Following the confrontation with the president on the last day of March, activists and migrants in Juárez organized a series of vigils, a Way of the Cross procession and other political actions to demand justice and remember the 40 people killed in the detention center.
In the face of xenophobia, direct action
The shutting down of the US border for people seeking asylum began before the pandemic, and it led to the streets of Juárez filling with people who are migrating being increasingly stuck on the Mexico side of the border. The first to be exposed to this system were from Central America and Haiti. More recently, since Title 42 was expanded, there are many Venezuelans.

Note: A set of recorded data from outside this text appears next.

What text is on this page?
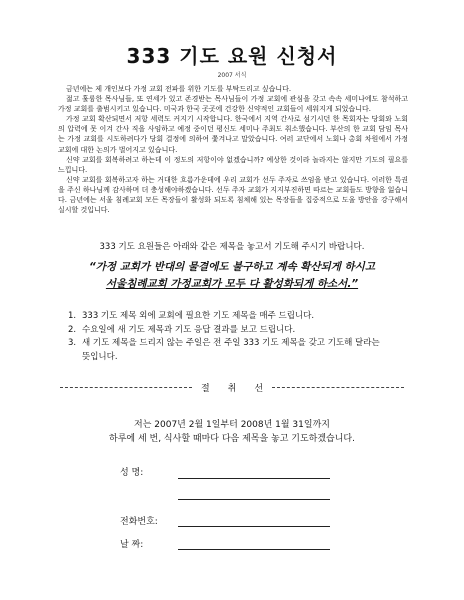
333 기도 요원 신청서
2007 서식

금년에는 제 개인보다 가정 교회 전파를 위한 기도를 부탁드리고 싶습니다.

젊고 훌륭한 목사님들, 또 연세가 있고 존경받는 목사님들이 가정 교회에 관심을 갖고 속속 세미나에도 참석하고 가정 교회를 출범시키고 있습니다. 미국과 한국 곳곳에 건강한 신약적인 교회들이 세워지게 되었습니다.

가정 교회 확산되면서 저항 세력도 커지기 시작합니다. 한국에서 지역 간사로 섬기시던 한 목회자는 당회와 노회의 압력에 못 이겨 간사 직을 사임하고 예정 중이던 평신도 세미나 주최도 취소했습니다. 부산의 한 교회 담임 목사는 가정 교회를 시도하려다가 당회 결정에 의하여 쫓겨나고 말았습니다. 여러 교단에서 노회나 총회 차원에서 가정 교회에 대한 논의가 벌어지고 있습니다.

신약 교회를 회복하려고 하는데 이 정도의 저항이야 없겠습니까? 예상한 것이라 놀라지는 않지만 기도의 필요를 느낍니다.

신약 교회를 회복하고자 하는 거대한 흐름가운데에 우리 교회가 선두 주자로 쓰임을 받고 있습니다. 이러한 특권을 주신 하나님께 감사하며 더 충성해야하겠습니다. 선두 주자 교회가 지지부진하면 따르는 교회들도 방향을 잃습니다. 금년에는 서울 침례교회 모든 목장들이 활성화 되도록 침체해 있는 목장들을 집중적으로 도울 방안을 강구해서 실시할 것입니다.

333 기도 요원들은 아래와 같은 제목을 놓고서 기도해 주시기 바랍니다.
“가정 교회가 반대의 물결에도 불구하고 계속 확산되게 하시고
서울침례교회 가정교회가 모두 다 활성화되게 하소서.”
1. 333 기도 제목 외에 교회에 필요한 기도 제목을 매주 드립니다.
2. 수요일에 새 기도 제목과 기도 응답 결과를 보고 드립니다.
3. 새 기도 제목을 드리지 않는 주일은 전 주일 333 기도 제목을 갖고 기도해 달라는 뜻입니다.
절	취	선
저는 2007년 2월 1일부터 2008년 1월 31일까지
하루에 세 번, 식사할 때마다 다음 제목을 놓고 기도하겠습니다.
성 명:
전화번호:
날 짜:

Cruz Pérez Cuéllar, the mayor of Juárez, who was a PAN activist before joining the Morena Party, has been accused of promoting xenophobia against migrants. Two weeks before the fire, Pérez Cuéllar said that, with respect to migrants in the city, “The truth is that our level of patience is running out.”
Pérez Cuéllar is in charge of the municipal police, who have an increasing role in policing migration. Well before the fire there had been accusations of violent raids and harassment against women migrants.
“The police, be they municipal, or state level, can put [a migrant] in jail just for being in the street or for getting on a bus, that’s been the policy since López Obrador took office,” said Graciela Delgado Ramírez, an activist in the city. “Here there’s a wall, but it’s not like Trump’s wall. Here the wall is made up of people, where the National Guard, the police, and the bus stations won’t let anyone through.”
Delgado Ramírez is 63 years old and has been fighting for social justice in Ciudad Juárez for decades. She told me the mood in Juárez is different from what it was like prior to the arrival of thousands of migrants.
“The mayor and his team have taken it upon themselves to create an environment of xenophobia, which hasn’t always existed here,” she said in an interview with Ojalá. “People, especially on social media, are expressing a lot of hate against the people who are on the bridges, or elsewhere… Even so, there’s many people who have responded with solidarity.”
In the last weeks, migrants in Juárez have occupied two abandoned buildings, cleaning and organizing them to host those arriving to the city, so they don’t need to be in the streets.
“They are in a very vulnerable and difficult situation, where it might seem like it’s only possible to think of one’s self, and they’ve taken over two spaces,” said Gutiérrez. “That represents an incredible level of organization, and that, to me, is political.”